Il a fallu près de 55 minutes au Chef du gouvernement, Habib Essid, pour prononcer son discours sous le dôme de l’Assemblée des représentants du peuple. Un discours long, ennuyeux et monotone, selon un grand nombre de députés. Un discours à l’image du gouvernement. Pourtant la situation du pays est de loin mouvementée et pleine de controverses.

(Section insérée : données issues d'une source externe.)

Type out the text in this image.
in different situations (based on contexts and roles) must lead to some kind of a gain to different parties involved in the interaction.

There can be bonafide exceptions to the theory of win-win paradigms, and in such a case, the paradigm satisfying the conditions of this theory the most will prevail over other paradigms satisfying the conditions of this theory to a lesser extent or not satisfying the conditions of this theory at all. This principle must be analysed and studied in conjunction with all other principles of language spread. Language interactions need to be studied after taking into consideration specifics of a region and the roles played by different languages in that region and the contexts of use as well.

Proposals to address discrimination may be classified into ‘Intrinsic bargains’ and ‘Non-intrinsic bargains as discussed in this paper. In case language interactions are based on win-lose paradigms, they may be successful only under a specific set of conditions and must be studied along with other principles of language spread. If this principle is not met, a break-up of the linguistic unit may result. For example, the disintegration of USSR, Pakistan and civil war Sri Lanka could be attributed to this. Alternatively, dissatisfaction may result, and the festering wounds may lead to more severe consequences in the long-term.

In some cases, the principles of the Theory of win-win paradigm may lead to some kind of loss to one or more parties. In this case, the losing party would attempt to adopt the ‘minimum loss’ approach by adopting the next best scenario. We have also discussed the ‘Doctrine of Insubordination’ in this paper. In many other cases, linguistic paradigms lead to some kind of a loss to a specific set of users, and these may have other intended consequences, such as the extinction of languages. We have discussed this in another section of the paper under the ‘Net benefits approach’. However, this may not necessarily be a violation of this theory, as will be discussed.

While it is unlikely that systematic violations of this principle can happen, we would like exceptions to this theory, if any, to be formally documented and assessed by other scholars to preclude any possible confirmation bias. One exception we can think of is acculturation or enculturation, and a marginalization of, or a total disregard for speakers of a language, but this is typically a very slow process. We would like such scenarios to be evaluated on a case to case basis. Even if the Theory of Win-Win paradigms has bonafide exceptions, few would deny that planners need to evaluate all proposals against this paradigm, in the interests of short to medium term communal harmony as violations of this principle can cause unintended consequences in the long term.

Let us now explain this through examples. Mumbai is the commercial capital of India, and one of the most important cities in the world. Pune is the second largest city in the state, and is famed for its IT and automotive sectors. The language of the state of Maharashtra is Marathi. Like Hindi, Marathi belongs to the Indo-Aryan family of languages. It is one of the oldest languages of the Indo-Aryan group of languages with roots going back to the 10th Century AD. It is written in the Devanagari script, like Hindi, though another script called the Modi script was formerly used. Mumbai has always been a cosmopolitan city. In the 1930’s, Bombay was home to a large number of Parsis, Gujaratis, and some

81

La journée à l’ARP avait commencé à 9h du matin pour une séance plénière consacrée à l’audition du gouvernement Essid, 100 jours après son investiture par ces mêmes députés. Première intervention d’un député suite au discours de Habib Essid était un appel au procureur de la République d’ouvrir une enquête quant aux agents de l’aéroport de Carthage qui l’ont maltraité lors d’un récent voyage. « Mon FCR était la cause de ce mauvais traitement » rétorqua le député. Huit minutes après, un autre député continuera sur cette même lancée pour étaler un problème également personnel. Interrompu par le président de l’Assemblée, Mohamed Ennaceur, cela a généré l’indignation de certains députés sur ce qu’ils se sont plu à considérer comme l’application du principe des deux poids deux mesures par le président de l’Assemblée. Imed Daimi quant à lui, prendra la parole pour contester le fait qu’il y ait des écrans partout, même dans les buvettes pour diffuser en direct le discours du Chef du gouvernement. Une propagande selon lui pour vanter les réalisations de l’équipe gouvernementale. Les préoccupations de nos représentants, ceux que nous avons élus pour prendre en charge nos préoccupations et nos ambitions, semblent ailleurs. A croire que certains n’étaient là que pour chahuter ou détourner l’attention sur les questions essentielles qui préoccupent le peuple entier.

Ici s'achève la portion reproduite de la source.